Clinical features of DGAP103. A, Facial features at age 27 mo, showing macrocephaly, flat supraorbital ridges, widely spaced eyes, and prominent alveolar ridges. B, Bilateral bowing and multiple lipomas on lower extremities at age 27 mo. C, Hematoxylin- and eosin-stained tissue sections of right lateral leg subcutaneous soft-tissue mass (biopsied at age 14 mo) confirms a benign lipoma comprised of mature adipocytes and paucicellular collagen. D, Megaepiphyseal flaring of the femur and tibia at the knee joint at 1 year of age. E, Broad distal ulna and radius with enlarged epiphyses (arrows) at 4 years of age. Advanced bone age is indicated by initial ossification of the trochlea of the ulna (arrowhead) which occurs, on average, at ∼7 years of age). F, Cerebellar mass in the right cerebellar hemisphere (arrow).
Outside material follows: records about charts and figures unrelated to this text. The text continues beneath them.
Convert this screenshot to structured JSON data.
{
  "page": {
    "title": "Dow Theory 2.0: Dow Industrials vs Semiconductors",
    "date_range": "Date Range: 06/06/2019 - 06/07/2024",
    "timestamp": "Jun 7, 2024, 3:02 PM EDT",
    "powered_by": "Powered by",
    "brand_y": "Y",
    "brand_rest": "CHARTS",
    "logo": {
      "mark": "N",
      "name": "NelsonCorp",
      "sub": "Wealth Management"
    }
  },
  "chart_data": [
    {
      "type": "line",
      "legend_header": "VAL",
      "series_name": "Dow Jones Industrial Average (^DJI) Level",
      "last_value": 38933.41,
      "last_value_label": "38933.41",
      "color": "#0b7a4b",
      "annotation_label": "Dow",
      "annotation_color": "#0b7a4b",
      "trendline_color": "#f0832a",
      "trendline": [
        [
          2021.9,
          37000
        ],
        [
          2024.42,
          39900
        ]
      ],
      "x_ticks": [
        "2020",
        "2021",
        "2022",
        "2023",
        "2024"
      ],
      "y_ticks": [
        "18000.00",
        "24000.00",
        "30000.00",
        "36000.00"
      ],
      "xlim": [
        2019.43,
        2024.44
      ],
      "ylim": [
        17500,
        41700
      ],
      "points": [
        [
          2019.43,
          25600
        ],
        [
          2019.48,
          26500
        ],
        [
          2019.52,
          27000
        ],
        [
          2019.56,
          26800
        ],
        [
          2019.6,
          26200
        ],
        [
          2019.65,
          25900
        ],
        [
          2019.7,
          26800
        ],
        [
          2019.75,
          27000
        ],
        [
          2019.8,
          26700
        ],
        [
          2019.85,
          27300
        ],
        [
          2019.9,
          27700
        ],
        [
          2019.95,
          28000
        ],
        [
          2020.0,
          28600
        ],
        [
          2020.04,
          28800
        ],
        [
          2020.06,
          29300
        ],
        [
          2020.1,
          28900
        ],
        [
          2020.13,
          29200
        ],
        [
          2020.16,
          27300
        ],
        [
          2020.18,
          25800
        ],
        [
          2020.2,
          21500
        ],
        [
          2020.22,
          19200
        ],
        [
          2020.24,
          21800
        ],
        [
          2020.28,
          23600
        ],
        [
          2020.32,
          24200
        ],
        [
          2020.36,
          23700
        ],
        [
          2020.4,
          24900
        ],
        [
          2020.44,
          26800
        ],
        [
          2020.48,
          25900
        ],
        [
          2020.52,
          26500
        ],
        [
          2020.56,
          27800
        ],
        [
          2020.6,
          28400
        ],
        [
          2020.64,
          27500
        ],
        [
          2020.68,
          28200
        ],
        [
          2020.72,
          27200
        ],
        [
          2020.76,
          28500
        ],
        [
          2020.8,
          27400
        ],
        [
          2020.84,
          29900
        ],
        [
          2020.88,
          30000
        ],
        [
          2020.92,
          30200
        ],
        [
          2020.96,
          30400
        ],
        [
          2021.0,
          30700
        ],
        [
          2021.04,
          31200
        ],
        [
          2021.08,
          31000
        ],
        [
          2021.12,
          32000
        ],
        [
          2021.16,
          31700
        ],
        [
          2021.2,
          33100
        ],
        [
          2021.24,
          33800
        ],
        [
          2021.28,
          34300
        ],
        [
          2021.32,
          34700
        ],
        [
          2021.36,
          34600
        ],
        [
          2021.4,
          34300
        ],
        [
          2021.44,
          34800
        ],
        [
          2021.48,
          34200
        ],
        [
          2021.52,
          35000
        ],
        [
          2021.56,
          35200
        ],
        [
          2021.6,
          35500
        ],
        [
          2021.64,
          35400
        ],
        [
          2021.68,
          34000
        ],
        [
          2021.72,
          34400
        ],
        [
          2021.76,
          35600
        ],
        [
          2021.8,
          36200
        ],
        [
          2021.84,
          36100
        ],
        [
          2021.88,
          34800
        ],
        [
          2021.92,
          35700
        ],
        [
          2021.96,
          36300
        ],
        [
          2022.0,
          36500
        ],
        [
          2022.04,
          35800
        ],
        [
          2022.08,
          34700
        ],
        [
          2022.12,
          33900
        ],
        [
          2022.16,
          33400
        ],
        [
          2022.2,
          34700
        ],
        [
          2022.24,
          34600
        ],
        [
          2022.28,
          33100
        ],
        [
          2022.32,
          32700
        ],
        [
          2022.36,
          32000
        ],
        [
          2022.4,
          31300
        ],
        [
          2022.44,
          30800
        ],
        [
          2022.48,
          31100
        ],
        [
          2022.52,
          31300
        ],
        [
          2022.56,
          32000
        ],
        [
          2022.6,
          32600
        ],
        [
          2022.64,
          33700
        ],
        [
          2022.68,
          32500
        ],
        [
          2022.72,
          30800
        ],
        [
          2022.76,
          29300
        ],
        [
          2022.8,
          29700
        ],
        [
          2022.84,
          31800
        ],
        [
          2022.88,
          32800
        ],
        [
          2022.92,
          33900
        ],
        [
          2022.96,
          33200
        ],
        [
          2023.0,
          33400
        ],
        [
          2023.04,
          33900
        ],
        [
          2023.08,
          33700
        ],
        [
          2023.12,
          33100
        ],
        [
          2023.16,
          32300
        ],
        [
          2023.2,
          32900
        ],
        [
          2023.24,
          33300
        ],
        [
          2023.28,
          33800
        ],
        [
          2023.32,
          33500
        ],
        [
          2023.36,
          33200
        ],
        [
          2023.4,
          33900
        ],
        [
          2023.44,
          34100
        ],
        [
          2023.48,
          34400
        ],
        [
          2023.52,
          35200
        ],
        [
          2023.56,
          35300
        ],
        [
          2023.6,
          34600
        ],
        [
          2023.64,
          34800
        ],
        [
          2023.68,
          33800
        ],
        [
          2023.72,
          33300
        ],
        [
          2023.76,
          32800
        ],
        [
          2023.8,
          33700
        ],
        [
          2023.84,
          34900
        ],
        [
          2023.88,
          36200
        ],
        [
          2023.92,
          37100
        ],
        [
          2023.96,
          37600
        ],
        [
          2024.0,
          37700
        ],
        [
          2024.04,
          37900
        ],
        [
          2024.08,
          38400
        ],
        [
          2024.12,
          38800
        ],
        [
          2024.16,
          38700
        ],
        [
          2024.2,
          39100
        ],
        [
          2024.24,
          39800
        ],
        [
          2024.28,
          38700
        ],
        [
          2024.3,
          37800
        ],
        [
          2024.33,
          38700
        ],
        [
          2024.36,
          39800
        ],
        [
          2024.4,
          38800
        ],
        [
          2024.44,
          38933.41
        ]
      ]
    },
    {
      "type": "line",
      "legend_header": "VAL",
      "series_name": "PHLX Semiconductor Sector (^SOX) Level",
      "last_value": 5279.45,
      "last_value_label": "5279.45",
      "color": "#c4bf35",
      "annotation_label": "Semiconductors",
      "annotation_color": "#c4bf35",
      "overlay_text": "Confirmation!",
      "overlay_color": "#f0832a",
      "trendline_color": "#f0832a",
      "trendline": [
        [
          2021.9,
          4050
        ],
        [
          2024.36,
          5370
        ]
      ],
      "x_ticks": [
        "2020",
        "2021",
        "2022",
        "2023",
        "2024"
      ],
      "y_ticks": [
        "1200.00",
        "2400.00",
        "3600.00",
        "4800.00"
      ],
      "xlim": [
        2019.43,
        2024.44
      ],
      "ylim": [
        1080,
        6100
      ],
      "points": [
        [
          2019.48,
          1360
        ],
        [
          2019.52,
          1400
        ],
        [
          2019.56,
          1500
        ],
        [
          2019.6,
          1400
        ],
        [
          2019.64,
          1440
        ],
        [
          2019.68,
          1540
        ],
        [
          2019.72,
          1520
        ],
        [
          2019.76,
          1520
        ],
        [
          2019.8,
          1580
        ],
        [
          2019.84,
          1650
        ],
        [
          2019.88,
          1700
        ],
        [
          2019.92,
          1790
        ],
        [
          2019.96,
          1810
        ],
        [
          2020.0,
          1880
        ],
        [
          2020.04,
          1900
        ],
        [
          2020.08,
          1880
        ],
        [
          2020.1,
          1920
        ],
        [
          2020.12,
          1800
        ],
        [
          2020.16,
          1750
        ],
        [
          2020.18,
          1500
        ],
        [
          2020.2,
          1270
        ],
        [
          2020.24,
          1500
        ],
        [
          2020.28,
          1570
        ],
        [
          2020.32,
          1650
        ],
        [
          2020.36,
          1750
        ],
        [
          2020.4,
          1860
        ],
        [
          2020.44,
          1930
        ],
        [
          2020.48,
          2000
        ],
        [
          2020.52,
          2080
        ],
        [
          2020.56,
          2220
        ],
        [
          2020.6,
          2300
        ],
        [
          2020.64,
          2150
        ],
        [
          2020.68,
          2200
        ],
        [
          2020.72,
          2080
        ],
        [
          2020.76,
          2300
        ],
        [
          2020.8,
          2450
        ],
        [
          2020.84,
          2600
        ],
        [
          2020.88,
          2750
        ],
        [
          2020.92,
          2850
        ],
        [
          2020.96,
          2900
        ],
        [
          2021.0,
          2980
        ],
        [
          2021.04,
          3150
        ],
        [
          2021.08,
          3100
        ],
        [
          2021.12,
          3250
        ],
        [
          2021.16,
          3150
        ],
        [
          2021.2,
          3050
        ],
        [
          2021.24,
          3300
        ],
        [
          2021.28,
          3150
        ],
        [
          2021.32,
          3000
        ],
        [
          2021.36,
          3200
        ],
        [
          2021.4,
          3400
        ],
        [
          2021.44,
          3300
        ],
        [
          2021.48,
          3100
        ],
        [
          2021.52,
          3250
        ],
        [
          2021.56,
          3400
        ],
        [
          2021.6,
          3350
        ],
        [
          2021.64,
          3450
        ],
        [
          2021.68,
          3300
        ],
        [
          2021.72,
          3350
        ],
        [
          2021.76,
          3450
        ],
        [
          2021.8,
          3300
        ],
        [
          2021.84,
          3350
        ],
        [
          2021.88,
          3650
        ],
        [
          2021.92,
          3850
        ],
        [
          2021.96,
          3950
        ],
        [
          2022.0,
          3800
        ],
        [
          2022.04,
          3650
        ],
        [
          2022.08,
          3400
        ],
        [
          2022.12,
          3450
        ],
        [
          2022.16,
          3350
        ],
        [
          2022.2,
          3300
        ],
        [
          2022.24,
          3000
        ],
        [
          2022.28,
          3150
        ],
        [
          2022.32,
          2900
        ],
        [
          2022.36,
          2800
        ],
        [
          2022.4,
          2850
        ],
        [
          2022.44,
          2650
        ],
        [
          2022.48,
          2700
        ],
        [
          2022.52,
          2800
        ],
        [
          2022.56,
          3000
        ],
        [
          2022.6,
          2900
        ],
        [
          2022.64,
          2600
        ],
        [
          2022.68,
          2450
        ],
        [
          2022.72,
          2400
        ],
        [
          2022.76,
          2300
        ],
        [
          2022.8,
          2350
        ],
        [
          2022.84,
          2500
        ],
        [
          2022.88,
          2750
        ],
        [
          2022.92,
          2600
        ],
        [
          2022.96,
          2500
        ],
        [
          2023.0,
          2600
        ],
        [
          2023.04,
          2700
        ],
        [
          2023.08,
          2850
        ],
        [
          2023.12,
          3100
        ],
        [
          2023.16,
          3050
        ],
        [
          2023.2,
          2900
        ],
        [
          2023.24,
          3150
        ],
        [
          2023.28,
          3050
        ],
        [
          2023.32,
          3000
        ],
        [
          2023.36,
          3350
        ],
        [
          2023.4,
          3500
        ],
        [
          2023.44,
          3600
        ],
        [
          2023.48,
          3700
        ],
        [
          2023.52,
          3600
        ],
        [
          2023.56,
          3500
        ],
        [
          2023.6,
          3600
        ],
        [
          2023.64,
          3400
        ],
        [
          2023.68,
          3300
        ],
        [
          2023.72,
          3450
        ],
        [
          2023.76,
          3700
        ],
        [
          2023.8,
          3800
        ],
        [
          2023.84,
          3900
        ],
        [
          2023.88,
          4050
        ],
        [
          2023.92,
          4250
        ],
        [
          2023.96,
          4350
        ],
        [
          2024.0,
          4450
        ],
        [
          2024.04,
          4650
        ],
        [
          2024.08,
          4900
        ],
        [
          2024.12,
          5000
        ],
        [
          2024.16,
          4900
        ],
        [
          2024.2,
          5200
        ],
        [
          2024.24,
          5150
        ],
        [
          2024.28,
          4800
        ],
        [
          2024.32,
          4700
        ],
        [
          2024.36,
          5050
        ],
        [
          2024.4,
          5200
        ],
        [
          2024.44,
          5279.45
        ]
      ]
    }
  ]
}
G, Disorganization and advanced dental age evident both for erupted and unerupted teeth on panoramic dental X-ray taken at 4 years of age. H, Facial features with more severe flattening of supraorbital ridges, narrow eye openings, prominent ears with protruding antihelix, and significant gum hypertrophy with recessed mandible at 8 years of age. I, Brachydactyly and enlarged interphalangeal joints with joint restriction at 8 years of age. J, Advanced bone age of 13.5 years, without evidence of epiphyseal closure, on wrist radiograph taken at 8 years of age.

Figure 2

FISH mapping of chromosome 12 breakpoints. A, Idiograms for normal chromosome 12 (left) and inverted homolog (right) showing inv(12)(p11.22q14.3). B, Representative hybridization pattern following FISH with BAC clone RP11-677M24, which maps to band q14.3 on chromosome 12 and spans the long (q) arm breakpoint. One green signal is present on the normal chromosome 12, whereas two green signals can be seen on the inverted homolog (arrow indicates signal translocated to the short arm by the inversion). C, 12q14.3 breakpoint mapping. Initial FISH mapping of the 12q14.3 breakpoint showed that cosmids 142H1 and 27E12 flank the breakpoint, placing it between exons 2 and 4 of HMGA2. BAC RP11-677M24 was split in the inverted chromosome 12, narrowing the breakpoint region to an ∼19.5-kb interval. D, 12p11.22 breakpoint mapping. BAC CTD-2308H7 is split by the inversion. No genes are known to be disrupted by this breakpoint. Potential candidate genes and their respective distances from the 12p11.22 breakpoint are indicated.

Figure 3

Molecular analyses. A, Southern blot analysis refines the 12q14.3 breakpoint within HMGA2 to a 2,115-bp interval that maps within intron 3. This intron is a frequent target of disruption in mesenchymal tumors. B, Northern blot analysis performed using a cDNA probe against the entire HMGA2 coding sequence identifies a wild-type 4.1-kb transcript in total RNA from lymphoblastoid cells established from DGAP103 (right) and control (left) peripheral blood specimens.